The only culprit seems to be field data, which increased right before the crash:

But this increase seems relatively modest, a few hundred MB at most. It seems unclear why this would take down the entire node. Also, this memory only really increased at around 22:34, whereas the instability started a few minutes earlier. So this increased field data may be an effect of the error, not a cause of it.

This seems like an important issue because the instability of a single machine is affecting the stability of an entire cluster. This is because the node did not crash, but became relatively unresponsive. The master kicked the node out of the cluster, and then added it back again and again. The subsequent intense relocating made the entire cluster unresponsive. This breaks Elasticsearch's high availability assurances.
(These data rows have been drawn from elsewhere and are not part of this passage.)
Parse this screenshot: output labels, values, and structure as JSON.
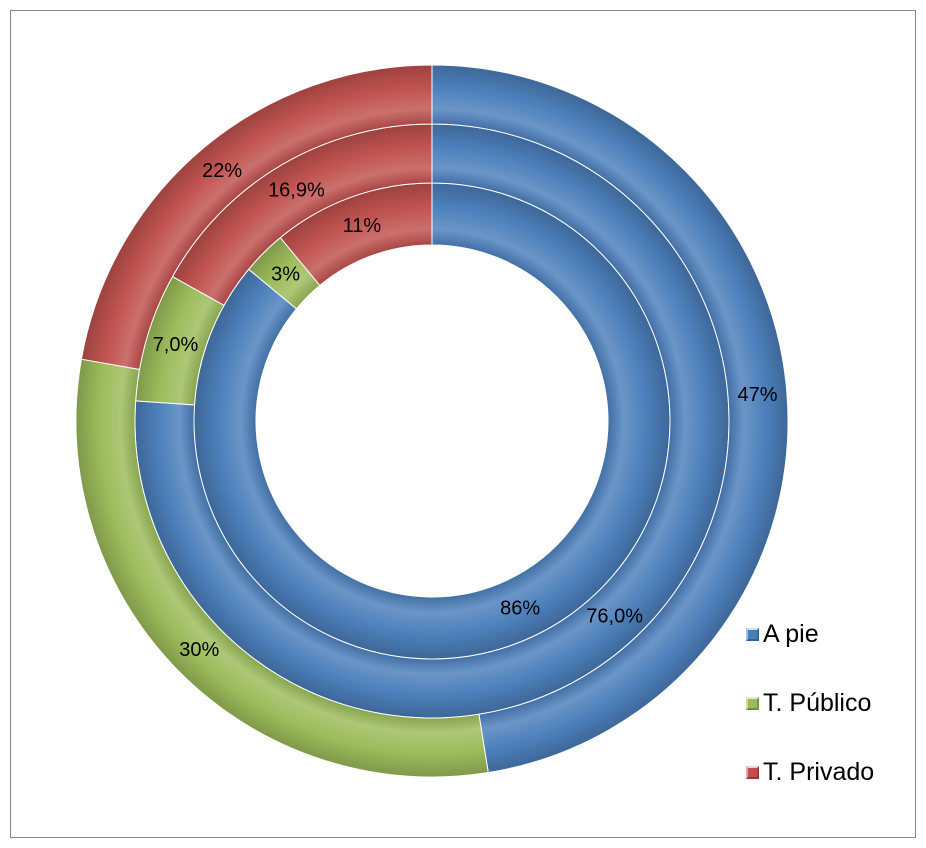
{
  "chart_data": {
    "type": "donut",
    "categories": [
      "A pie",
      "T. Público",
      "T. Privado"
    ],
    "colors": [
      "#4a7ebb",
      "#9bbb59",
      "#c0504d"
    ],
    "rings": [
      {
        "values": [
          86,
          3,
          11
        ],
        "labels": [
          "86%",
          "3%",
          "11%"
        ]
      },
      {
        "values": [
          76.0,
          7.0,
          16.9
        ],
        "labels": [
          "76,0%",
          "7,0%",
          "16,9%"
        ]
      },
      {
        "values": [
          47,
          30,
          22
        ],
        "labels": [
          "47%",
          "30%",
          "22%"
        ]
      }
    ],
    "legend": {
      "position": "bottom-right",
      "items": [
        {
          "label": "A pie",
          "color": "#4a7ebb"
        },
        {
          "label": "T. Público",
          "color": "#9bbb59"
        },
        {
          "label": "T. Privado",
          "color": "#c0504d"
        }
      ]
    }
  }
}
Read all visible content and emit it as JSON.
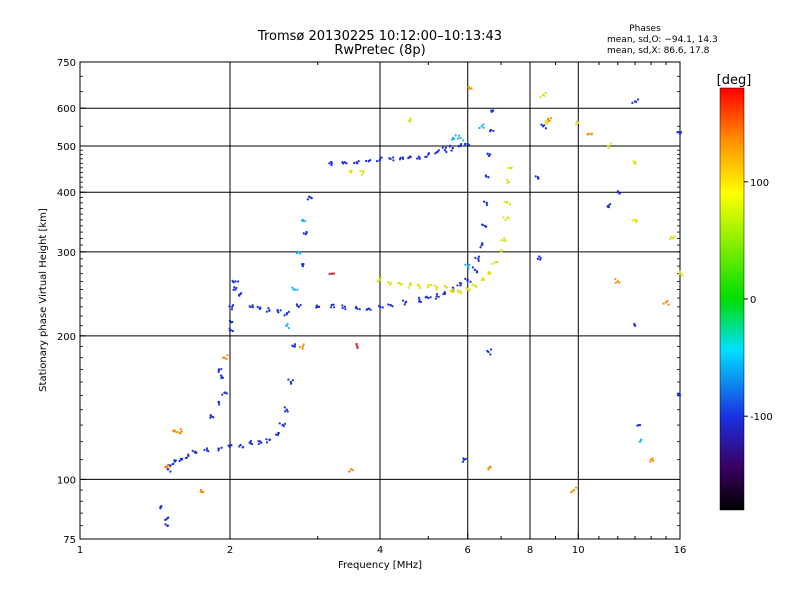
{
  "chart_data": {
    "type": "scatter",
    "title": "Tromsø 20130225 10:12:00–10:13:43",
    "subtitle": "RwPretec (8p)",
    "xlabel": "Frequency [MHz]",
    "ylabel": "Stationary phase Virtual Height [km]",
    "xscale": "log",
    "yscale": "log",
    "xlim": [
      1,
      16
    ],
    "ylim": [
      75,
      750
    ],
    "xticks": [
      1,
      2,
      4,
      6,
      8,
      10,
      16
    ],
    "yticks": [
      75,
      100,
      200,
      300,
      400,
      500,
      600,
      750
    ],
    "grid": true,
    "phase_info": {
      "title": "Phases",
      "line_o": "mean, sd,O: −94.1, 14.3",
      "line_x": "mean, sd,X:  86.6, 17.8"
    },
    "colorbar": {
      "label": "[deg]",
      "range": [
        -180,
        180
      ],
      "ticks": [
        100,
        0,
        -100
      ]
    },
    "series": [
      {
        "phase": -100,
        "color": "#1a2fe0",
        "points": [
          [
            1.5,
            80
          ],
          [
            1.5,
            83
          ],
          [
            1.45,
            87
          ],
          [
            1.5,
            105
          ],
          [
            1.52,
            107
          ],
          [
            1.55,
            109
          ],
          [
            1.6,
            110
          ],
          [
            1.65,
            112
          ],
          [
            1.7,
            114
          ],
          [
            1.8,
            115
          ],
          [
            1.9,
            116
          ],
          [
            2.0,
            117
          ],
          [
            2.1,
            118
          ],
          [
            2.2,
            119
          ],
          [
            2.3,
            120
          ],
          [
            2.4,
            121
          ],
          [
            2.5,
            125
          ],
          [
            2.55,
            130
          ],
          [
            2.6,
            140
          ],
          [
            2.65,
            160
          ],
          [
            2.7,
            190
          ],
          [
            2.75,
            230
          ],
          [
            2.8,
            280
          ],
          [
            2.85,
            330
          ],
          [
            2.9,
            390
          ],
          [
            1.85,
            135
          ],
          [
            1.9,
            145
          ],
          [
            1.95,
            152
          ],
          [
            1.9,
            170
          ],
          [
            1.92,
            165
          ],
          [
            2.0,
            205
          ],
          [
            2.0,
            215
          ],
          [
            2.02,
            230
          ],
          [
            2.05,
            250
          ],
          [
            2.05,
            260
          ],
          [
            2.1,
            245
          ],
          [
            2.2,
            230
          ],
          [
            2.3,
            228
          ],
          [
            2.4,
            226
          ],
          [
            2.5,
            224
          ],
          [
            2.6,
            222
          ],
          [
            3.0,
            230
          ],
          [
            3.2,
            232
          ],
          [
            3.4,
            230
          ],
          [
            3.6,
            228
          ],
          [
            3.8,
            228
          ],
          [
            4.0,
            230
          ],
          [
            4.2,
            232
          ],
          [
            4.5,
            235
          ],
          [
            4.8,
            238
          ],
          [
            5.0,
            240
          ],
          [
            5.2,
            242
          ],
          [
            5.4,
            245
          ],
          [
            5.6,
            250
          ],
          [
            5.8,
            255
          ],
          [
            6.0,
            262
          ],
          [
            6.2,
            275
          ],
          [
            6.3,
            290
          ],
          [
            6.4,
            310
          ],
          [
            6.5,
            340
          ],
          [
            6.55,
            380
          ],
          [
            6.6,
            430
          ],
          [
            6.65,
            480
          ],
          [
            6.68,
            540
          ],
          [
            6.7,
            590
          ],
          [
            3.2,
            460
          ],
          [
            3.4,
            462
          ],
          [
            3.6,
            460
          ],
          [
            3.8,
            465
          ],
          [
            4.0,
            468
          ],
          [
            4.2,
            470
          ],
          [
            4.4,
            472
          ],
          [
            4.6,
            475
          ],
          [
            4.8,
            470
          ],
          [
            5.0,
            480
          ],
          [
            5.2,
            485
          ],
          [
            5.4,
            490
          ],
          [
            5.6,
            495
          ],
          [
            5.8,
            500
          ],
          [
            6.0,
            505
          ],
          [
            8.3,
            290
          ],
          [
            8.3,
            430
          ],
          [
            8.5,
            550
          ],
          [
            5.9,
            110
          ],
          [
            6.6,
            185
          ],
          [
            11.5,
            375
          ],
          [
            12.0,
            400
          ],
          [
            13.0,
            620
          ],
          [
            13.0,
            210
          ],
          [
            16.0,
            150
          ],
          [
            16.0,
            530
          ],
          [
            13.3,
            130
          ]
        ]
      },
      {
        "phase": -60,
        "color": "#1cb4ff",
        "points": [
          [
            2.6,
            210
          ],
          [
            2.7,
            250
          ],
          [
            2.75,
            300
          ],
          [
            2.8,
            350
          ],
          [
            5.6,
            520
          ],
          [
            5.8,
            520
          ],
          [
            6.0,
            280
          ],
          [
            6.4,
            550
          ],
          [
            13.3,
            120
          ]
        ]
      },
      {
        "phase": 100,
        "color": "#e0e010",
        "points": [
          [
            4.0,
            262
          ],
          [
            4.2,
            258
          ],
          [
            4.4,
            256
          ],
          [
            4.6,
            255
          ],
          [
            4.8,
            254
          ],
          [
            5.0,
            253
          ],
          [
            5.2,
            253
          ],
          [
            5.4,
            254
          ],
          [
            5.6,
            250
          ],
          [
            5.8,
            248
          ],
          [
            6.0,
            250
          ],
          [
            6.2,
            255
          ],
          [
            6.4,
            262
          ],
          [
            6.6,
            270
          ],
          [
            6.8,
            285
          ],
          [
            7.0,
            300
          ],
          [
            7.1,
            320
          ],
          [
            7.15,
            350
          ],
          [
            7.2,
            380
          ],
          [
            7.25,
            420
          ],
          [
            7.3,
            450
          ],
          [
            3.5,
            440
          ],
          [
            3.7,
            440
          ],
          [
            4.6,
            570
          ],
          [
            8.5,
            640
          ],
          [
            8.6,
            560
          ],
          [
            10.0,
            560
          ],
          [
            11.5,
            500
          ],
          [
            13.0,
            460
          ],
          [
            13.0,
            350
          ],
          [
            15.5,
            320
          ],
          [
            16.0,
            270
          ]
        ]
      },
      {
        "phase": 150,
        "color": "#ff8a00",
        "points": [
          [
            1.5,
            107
          ],
          [
            1.55,
            126
          ],
          [
            1.6,
            126
          ],
          [
            1.75,
            95
          ],
          [
            1.95,
            180
          ],
          [
            2.8,
            190
          ],
          [
            3.5,
            105
          ],
          [
            6.1,
            660
          ],
          [
            6.6,
            105
          ],
          [
            8.7,
            570
          ],
          [
            10.5,
            530
          ],
          [
            9.8,
            95
          ],
          [
            12.0,
            260
          ],
          [
            14.0,
            110
          ],
          [
            15.0,
            235
          ]
        ]
      },
      {
        "phase": 170,
        "color": "#e02020",
        "points": [
          [
            3.2,
            270
          ],
          [
            3.6,
            190
          ]
        ]
      }
    ]
  }
}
And for the sake of completeness, here are the log output right at the crash time of 22:33

[2016-07-01 02:33:09,415][INFO ][monitor.jvm              ] [elasticsearch1-elasticsearch-3-vm] [gc][young][272253][28134] duration [881ms], collections [1]/[1.7s], total [881ms]/[2.5h], memory [23.6gb]->[23.9gb]/[29.9gb], all_pools {[young] [77.6mb]->[8.9mb]/[532.5mb]}{[survivor] [66.5mb]->[66.5mb]/[66.5mb]}{[old] [23.4gb]->[23.8gb]/[29.3gb]}
[2016-07-01 02:33:10,584][WARN ][monitor.jvm              ] [elasticsearch1-elasticsearch-3-vm] [gc][young][272254][28135] duration [1s], collections [1]/[1.1s], total [1s]/[2.5h], memory [23.9gb]->[24.4gb]/[29.9gb], all_pools {[young] [8.9mb]->[6.8mb]/[532.5mb]}{[survivor] [66.5mb]->[66.5mb]/[66.5mb]}{[old] [23.8gb]->[24.4gb]/[29.3gb]}
[2016-07-01 02:33:27,199][WARN ][monitor.jvm              ] [elasticsearch1-elasticsearch-3-vm] [gc][young][272270][28138] duration [1s], collections [1]/[1.2s], total [1s]/[2.5h], memory [25gb]->[25.5gb]/[29.9gb], all_pools {[young] [21.4mb]->[50.2mb]/[532.5mb]}{[survivor] [66.5mb]->[66.5mb]/[66.5mb]}{[old] [24.9gb]->[25.4gb]/[29.3gb]}
[2016-07-01 02:33:33,712][INFO ][monitor.jvm              ] [elasticsearch1-elasticsearch-3-vm] [gc][young][272276][28139] duration [822ms], collections [1]/[1.5s], total [822ms]/[2.5h], memory [25.9gb]->[26gb]/[29.9gb], all_pools {[young] [453.5mb]->[161.4mb]/[532.5mb]}{[survivor] [66.5mb]->[66.5mb]/[66.5mb]}{[old] [25.4gb]->[25.8gb]/[29.3gb]}
[2016-07-01 02:33:34,958][WARN ][monitor.jvm              ] [elasticsearch1-elasticsearch-3-vm] [gc][young][272277][28140] duration [1s], collections [1]/[1.2s], total [1s]/[2.5h], memory [26gb]->[26.4gb]/[29.9gb], all_pools {[young] [161.4mb]->[18.9mb]/[532.5mb]}{[survivor] [66.5mb]->[66.5mb]/[66.5mb]}{[old] [25.8gb]->[26.3gb]/[29.3gb]}
[2016-07-01 02:33:36,210][INFO ][monitor.jvm              ] [elasticsearch1-elasticsearch-3-vm] [gc][young][272278][28141] duration [940ms], collections [1]/[1.2s], total [940ms]/[2.5h], memory [26.4gb]->[26.8gb]/[29.9gb], all_pools {[young] [18.9mb]->[48.9mb]/[532.5mb]}{[survivor] [66.5mb]->[66.5mb]/[66.5mb]}{[old] [26.3gb]->[26.7gb]/[29.3gb]}
[2016-07-01 02:33:44,758][INFO ][monitor.jvm              ] [elasticsearch1-elasticsearch-3-vm] [gc][young][272286][28143] duration [888ms], collections [1]/[1.5s], total [888ms]/[2.5h], memory [27gb]->[27.4gb]/[29.9gb], all_pools {[young] [63.1mb]->[3.1mb]/[532.5mb]}{[survivor] [66.5mb]->[66.5mb]/[66.5mb]}{[old] [26.8gb]->[27.3gb]/[29.3gb]}
[2016-07-01 02:33:46,338][INFO ][monitor.jvm              ] [elasticsearch1-elasticsearch-3-vm] [gc][young][272287][28144] duration [790ms], collections [1]/[1.5s], total [790ms]/[2.5h], memory [27.4gb]->[27.9gb]/[29.9gb], all_pools {[young] [3.1mb]->[98.9mb]/[532.5mb]}{[survivor] [66.5mb]->[66.5mb]/[66.5mb]}{[old] [27.3gb]->[27.8gb]/[29.3gb]}
[2016-07-01 02:33:47,538][WARN ][monitor.jvm              ] [elasticsearch1-elasticsearch-3-vm] [gc][young][272288][28145] duration [1s], collections [1]/[1.2s], total [1s]/[2.5h], memory [27.9gb]->[28.3gb]/[29.9gb], all_pools {[young] [98.9mb]->[3.7mb]/[532.5mb]}{[survivor] [66.5mb]->[66.5mb]/[66.5mb]}{[old] [27.8gb]->[28.3gb]/[29.3gb]}

Any other insights or recommendations into this issue?

Can anyone help here? This continues to happen on a weekly basis to my cluster. It seems really bad that a single node can take down a cluster.